Find the solution of the given initial value problem?

Again, the integrating factor comes to use.

t dy/dt + 2y = t² - t + 1

dy/dt + 2y/t = = t - 1 + 1/t

μ dy/dt + 2μy/t = μ(t - 1 + 1/t)

Let dμ/dt = 2μ/t.

μ dy/dt + y dμ/dt = μ(t - 1 + 1/t)

μy = ∫ μ(t - 1 + 1/t) dt

y = (1/μ) ∫ μ(t - 1 + 1/t) dt

Find μ from it's equation.

dμ/dt = 2μ/t

∫ dμ/μ = ∫ 2dt/t

ln |μ| = 2 ln |t| + C = ln t² + C

μ = At²

Plug μ in.

y = (1/(At²)) ∫ At²(t - 1 + 1/t) dt

y = (1/t²) ∫ (t³ - t² + t) dt

y = (t⁴/4 - t³/3 + t²/2 + C) / t²

y = t²/4 - t/3 + 1/2 + C/t²

Before using the initial value, let's check the general solution.

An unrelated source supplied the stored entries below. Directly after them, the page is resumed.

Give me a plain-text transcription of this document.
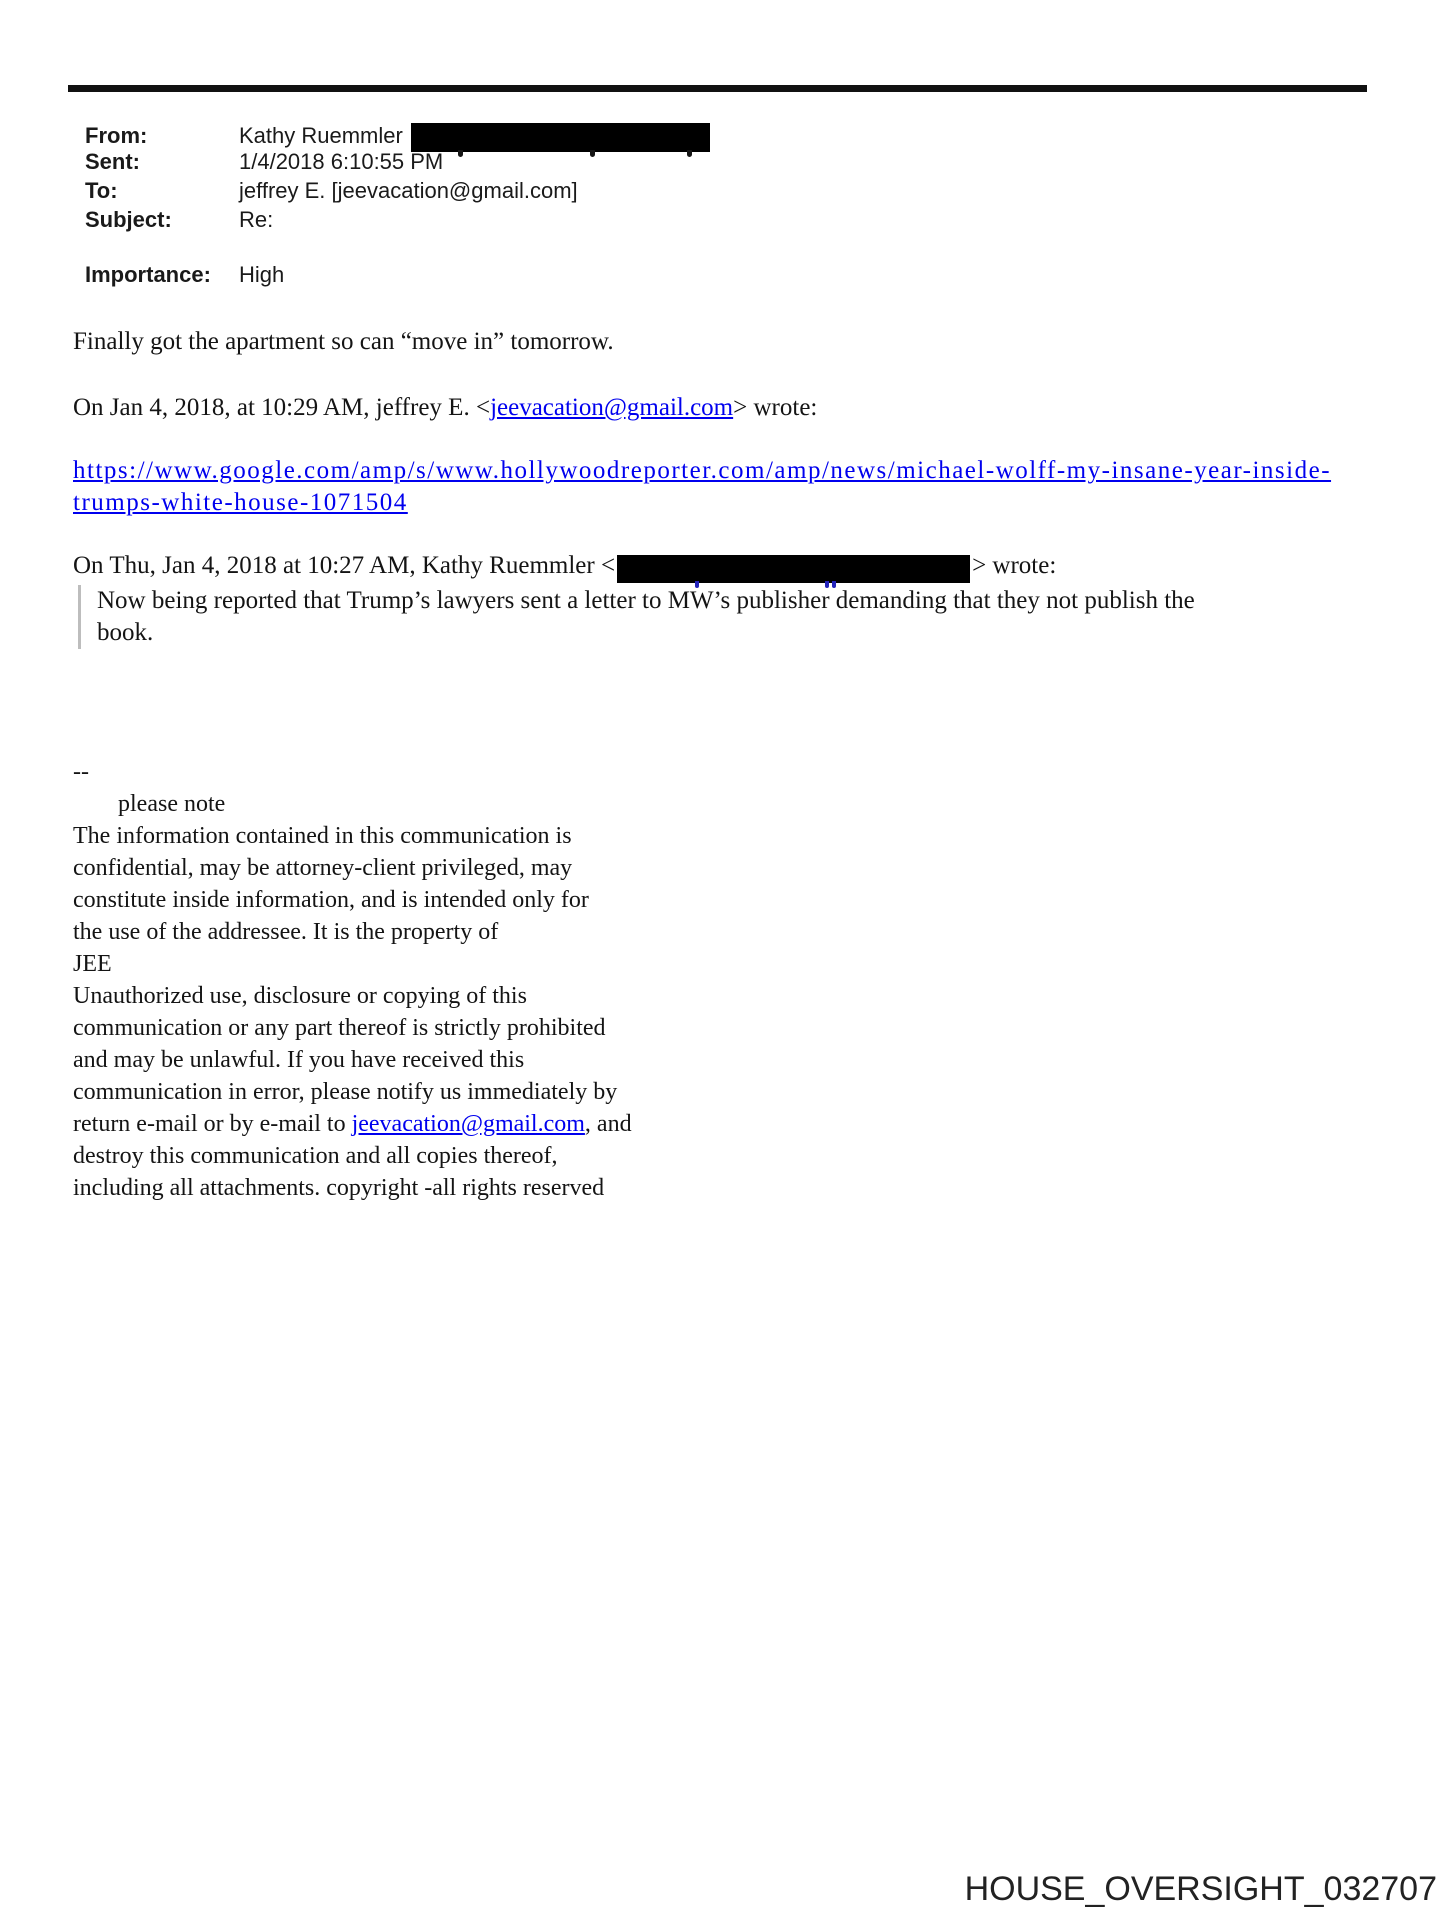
From:	Kathy Ruemmler
Sent:	1/4/2018 6:10:55 PM
To:	jeffrey E. [jeevacation@gmail.com]
Subject:	Re:
Importance: High
Finally got the apartment so can “move in” tomorrow.
On Jan 4, 2018, at 10:29 AM, jeffrey E. <jeevacation@gmail.com> wrote:
https://www.google.com/amp/s/www.hollywoodreporter.com/amp/news/michael-wolff-my-insane-year-inside-
trumps-white-house-1071504
On Thu, Jan 4, 2018 at 10:27 AM, Kathy Ruemmler <	> wrote:
Now being reported that Trump’s lawyers sent a letter to MW’s publisher demanding that they not publish the
book.
--
please note
The information contained in this communication is
confidential, may be attorney-client privileged, may
constitute inside information, and is intended only for
the use of the addressee. It is the property of
JEE
Unauthorized use, disclosure or copying of this
communication or any part thereof is strictly prohibited
and may be unlawful. If you have received this
communication in error, please notify us immediately by
return e-mail or by e-mail to jeevacation@gmail.com, and
destroy this communication and all copies thereof,
including all attachments. copyright -all rights reserved
HOUSE_OVERSIGHT_032707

t * (d/dt)(t²/4 - t/3 + 1/2 + C/t²) + 2(t²/4 - t/3 + 1/2 + C/t²)

= t * (t/2 - 1/3 + 0 - 2C/t³) + 2(t²/4 - t/3 + 1/2 + C/t²)

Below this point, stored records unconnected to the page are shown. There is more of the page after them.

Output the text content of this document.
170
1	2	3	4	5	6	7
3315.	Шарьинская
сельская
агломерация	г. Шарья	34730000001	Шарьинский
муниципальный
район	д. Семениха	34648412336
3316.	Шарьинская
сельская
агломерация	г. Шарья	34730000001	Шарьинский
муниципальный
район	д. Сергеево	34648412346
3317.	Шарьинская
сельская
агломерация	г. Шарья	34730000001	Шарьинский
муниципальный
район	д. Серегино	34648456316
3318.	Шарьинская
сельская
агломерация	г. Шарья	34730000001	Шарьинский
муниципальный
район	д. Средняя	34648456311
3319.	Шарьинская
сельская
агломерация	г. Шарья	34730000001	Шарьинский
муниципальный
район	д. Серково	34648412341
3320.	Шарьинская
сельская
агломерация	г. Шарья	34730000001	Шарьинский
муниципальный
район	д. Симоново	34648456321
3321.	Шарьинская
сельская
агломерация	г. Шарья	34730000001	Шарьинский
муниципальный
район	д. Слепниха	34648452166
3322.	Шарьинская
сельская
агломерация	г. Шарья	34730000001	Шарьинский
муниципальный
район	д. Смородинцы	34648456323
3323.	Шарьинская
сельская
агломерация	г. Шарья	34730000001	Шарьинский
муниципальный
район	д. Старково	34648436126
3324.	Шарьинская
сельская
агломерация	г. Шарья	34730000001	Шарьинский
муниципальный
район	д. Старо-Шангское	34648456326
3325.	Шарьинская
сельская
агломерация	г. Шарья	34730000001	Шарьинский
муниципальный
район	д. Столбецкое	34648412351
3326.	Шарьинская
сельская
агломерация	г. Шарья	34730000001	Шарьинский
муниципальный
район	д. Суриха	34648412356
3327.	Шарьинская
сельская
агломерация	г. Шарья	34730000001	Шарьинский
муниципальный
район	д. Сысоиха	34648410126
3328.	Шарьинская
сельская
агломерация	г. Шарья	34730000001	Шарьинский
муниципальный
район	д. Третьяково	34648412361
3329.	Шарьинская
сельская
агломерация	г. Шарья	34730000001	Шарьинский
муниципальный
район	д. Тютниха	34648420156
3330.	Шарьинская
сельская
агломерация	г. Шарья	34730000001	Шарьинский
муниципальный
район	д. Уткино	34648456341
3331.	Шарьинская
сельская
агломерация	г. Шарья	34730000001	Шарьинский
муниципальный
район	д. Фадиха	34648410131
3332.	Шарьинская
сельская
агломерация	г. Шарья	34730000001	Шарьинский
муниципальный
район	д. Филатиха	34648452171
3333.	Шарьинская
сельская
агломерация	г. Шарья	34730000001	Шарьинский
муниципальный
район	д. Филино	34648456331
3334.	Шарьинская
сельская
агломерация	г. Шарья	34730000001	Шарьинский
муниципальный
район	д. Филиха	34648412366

= t²/2 - t/3 - 2C/t² + t²/2 - 2t/3 + 1 + 2C/t²

= t² - t + 1

It checks out.

Now since we have that y = 1/2 at t = 1, plug it in to the general solution to find C.

1/2 = 1²/4 - 1/3 + 1/2 + C/1²

C = 1/2 - 1/4 + 1/3 - 1/2 = 1/12

So the desired solution is y = t²/4 - t/3 + 1/2 + 1/(12t²).